Death, Sex & Money
- Other names: DSM
- Genre: Interview talk show
- Running time: ca. 45 min.
- Country of origin: United States
- Language: English
- Home station: Slate
- Hosted by: Anna Sale
- Created by: WNYC Studios (2014–2023) Slate (2024–present)
- Produced by: Zoe Azulay Cameron Drews Andrew Dunn
- Executive producer: Daisy Rosario
- Recording studio: New York City
- Original release: May 2014 – Present
- Opening theme: "Take a Ride" by The Reverend John DeLore and Steve Lewis
- Website: https://slate.com/podcasts/death-sex-money
- Podcast: feeds.megaphone.fm/SLT2123367297

= Death, Sex and Money =

Interview podcast with Anna Sale

Death, Sex & Money is an interview-style podcast hosted by Anna Sale that discusses the big questions "often left out of polite conversation." The podcast launched at WNYC Studios in May 2014 and is currently produced by Slate. It covers the topics of finance, grief, love, and relationships, featuring celebrities and experts, as well as guests with little to no name recognition.

== Format ==
Host Anna Sale describes Death, Sex & Money saying "it really came down to having a show that goes right at the things that shape our lives and that we have the most difficulty navigating—that I was having the most difficulty navigating." In addition to stories from guests, the podcast includes stories from Anna Sale's own life, as well as testimonies and voicemails left by the show's listeners.
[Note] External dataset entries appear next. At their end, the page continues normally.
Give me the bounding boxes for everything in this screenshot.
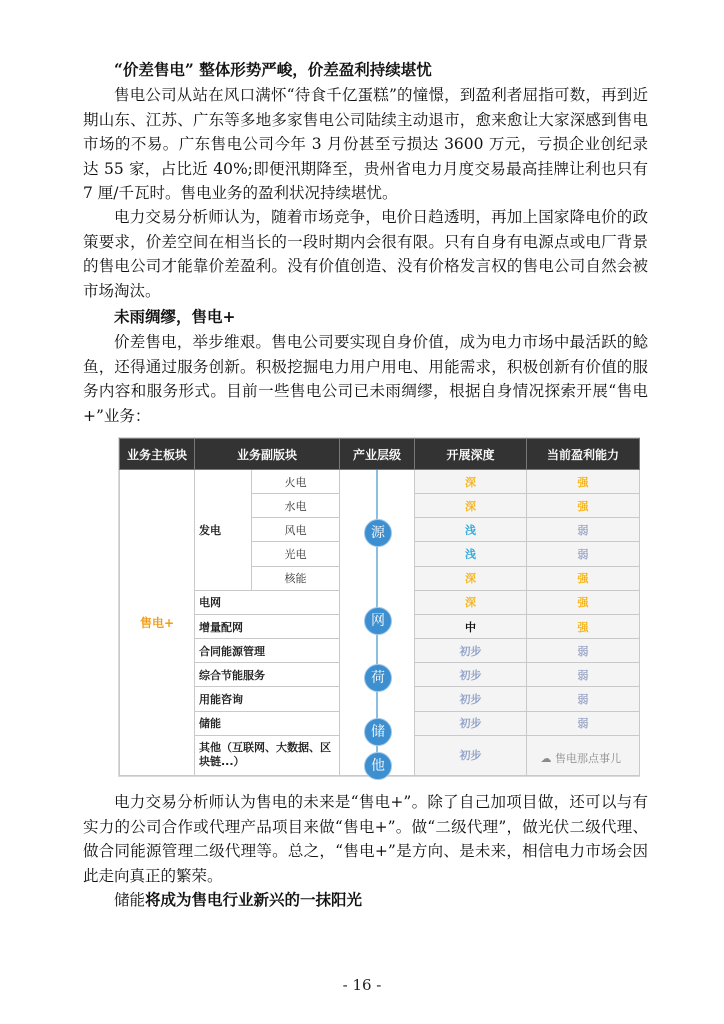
profit-value: 强 (527, 566, 640, 590)
category-generation: 发电 (195, 470, 252, 591)
table-header-row (120, 439, 640, 470)
depth-value: 浅 (415, 518, 527, 542)
category-other: 其他（互联网、大数据、区块链...） (195, 735, 340, 775)
category-energy-saving: 综合节能服务 (195, 663, 340, 687)
profit-value: 弱 (527, 639, 640, 663)
paragraph-future-outlook: 电力交易分析师认为售电的未来是“售电+”。除了自己加项目做，还可以与有实力的公司合作或代理产品项目来做“售电+”。做“二级代理”，做光伏二级代理、做合同能源管理二级代理等。总之，“售电+”是方向、是未来，相信电力市场会因此走向真正的繁荣。 (83, 793, 648, 885)
profit-value: 强 (527, 494, 640, 518)
tier-grid: 网 (364, 607, 392, 635)
depth-value: 初步 (415, 639, 527, 663)
business-table-image (118, 437, 640, 777)
category-incremental-distribution: 增量配网 (195, 614, 340, 638)
header-depth: 开展深度 (415, 439, 527, 470)
category-storage: 储能 (195, 711, 340, 735)
profit-value: 弱 (527, 518, 640, 542)
sub-wind: 风电 (252, 518, 340, 542)
header-main-block: 业务主板块 (120, 439, 195, 470)
profit-value: 弱 (527, 663, 640, 687)
paragraph-analyst-view: 电力交易分析师认为，随着市场竞争，电价日趋透明，再加上国家降电价的政策要求，价差空间在相当长的一段时期内会很有限。只有自身有电源点或电厂背景的售电公司才能靠价差盈利。没有价值创造、没有价格发言权的售电公司自然会被市场淘汰。 (83, 208, 648, 300)
section-heading-plus: 未雨绸缪，售电+ (114, 307, 236, 326)
section-heading-price-spread: “价差售电” 整体形势严峻，价差盈利持续堪忧 (114, 60, 432, 79)
profit-value: 强 (527, 590, 640, 614)
profit-value: 强 (527, 470, 640, 494)
table-row (120, 470, 640, 494)
tier-column (340, 470, 415, 776)
header-tier: 产业层级 (340, 439, 415, 470)
sub-nuclear: 核能 (252, 566, 340, 590)
main-block-cell: 售电+ (120, 470, 195, 776)
sub-thermal: 火电 (252, 470, 340, 494)
depth-value: 深 (415, 494, 527, 518)
tier-other: 他 (364, 752, 392, 780)
tier-storage: 储 (364, 718, 392, 746)
header-profit: 当前盈利能力 (527, 439, 640, 470)
business-table (119, 438, 640, 776)
depth-value: 初步 (415, 687, 527, 711)
section-heading-storage: 储能将成为售电行业新兴的一抹阳光 (114, 890, 363, 909)
tier-load: 荷 (364, 664, 392, 692)
page-number: - 16 - (342, 976, 382, 994)
depth-value: 深 (415, 566, 527, 590)
category-energy-contract: 合同能源管理 (195, 639, 340, 663)
depth-value: 初步 (415, 735, 527, 775)
depth-value: 初步 (415, 711, 527, 735)
depth-value: 深 (415, 590, 527, 614)
profit-value: 强 (527, 614, 640, 638)
tier-flow (340, 470, 414, 775)
paragraph-market-situation: 售电公司从站在风口满怀“待食千亿蛋糕”的憧憬，到盈利者屈指可数，再到近期山东、江苏、广东等多地多家售电公司陆续主动退市，愈来愈让大家深感到售电市场的不易。广东售电公司今年 3 月份甚至亏损达 3600 万元，亏损企业创纪录达 55 家，占比近 40%;即便汛期降至，贵州省电力月度交易最高挂牌让利也只有 7 厘/千瓦时。售电业务的盈利状况持续堪忧。 (83, 86, 648, 203)
sub-solar: 光电 (252, 542, 340, 566)
profit-value: 弱 (527, 711, 640, 735)
header-sub-block: 业务副版块 (195, 439, 340, 470)
category-consulting: 用能咨询 (195, 687, 340, 711)
tier-source: 源 (364, 519, 392, 547)
paragraph-service-innovation: 价差售电，举步维艰。售电公司要实现自身价值，成为电力市场中最活跃的鲶鱼，还得通过服务创新。积极挖掘电力用户用电、用能需求，积极创新有价值的服务内容和服务形式。目前一些售电公司已未雨绸缪，根据自身情况探索开展“售电+”业务： (83, 333, 648, 425)
profit-value: 弱 (527, 542, 640, 566)
depth-value: 中 (415, 614, 527, 638)
profit-value: 弱 (527, 687, 640, 711)
sub-hydro: 水电 (252, 494, 340, 518)
wechat-icon: ☁ (540, 752, 552, 765)
depth-value: 浅 (415, 542, 527, 566)
category-grid: 电网 (195, 590, 340, 614)
watermark: ☁ 售电那点事儿 (540, 752, 621, 765)
depth-value: 初步 (415, 663, 527, 687)
depth-value: 深 (415, 470, 527, 494)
In deciding which stories to cover, Sale takes into account current events as well listener suggestions and her own beliefs on what might lead to an interesting conversation.

== History ==
While working at WNYC as a political reporter, Anna Sale submitted her idea for the show to an internal contest at WNYC. Sale describes her inspiration for the podcast as "a reaction to the artifice of politics, here you're talking about things without really talking about them specifically, concretely or honestly." Sale's pitch won the contest and Death, Sex & Money launched in 2014 as a 30-minute podcast.

Celebrity guests on the show have included Jane Fonda, Bill Withers, Dan Savage, and Brooke Shields.

The first episode which aired in 2014 consisted of a conversation with singer Bill Withers about the open-ended topic of how to be a man. Another early episode of the podcast entitled This Senator Saved My Love Life, covered the story of a friendship between Arthur (Sale's then-boyfriend, now-husband) and Wyoming senator Alan Simpson.

On the November 25, 2015, episode of Death, Sex & Money actress Holland Taylor opened up about her sexuality saying, "I haven't come out because I am out," adding, "I live out."

On the May 25, 2015, episode of the podcast, actor Jeff Daniels discussed relapsing at 50 after 14 years of sobriety.

In 2018 Death, Sex and Money won a Webby Award for Best Interview/Talk Show and was also nominated for Best Series and Best Individual Episode. The show won a 2021 Ambies award for "Best Interview Podcast".

WNYC announced the cancellation of the show in October 2023 as part of a larger station-wide cutback. In January 2024, it was acquired by Slate.

== Book ==
Anna Sale wrote Let's Talk About Hard Things, which was published in 2021 by Simon & Schuster. The book is split into five sections: death, sex, money, family, and identity. She conducted a series of new interviews for the book, although she references conversations from the podcast occasionally.

In 2022, Sale appeared on Storybound (podcast) for a conversation regarding her book and having tough conversations.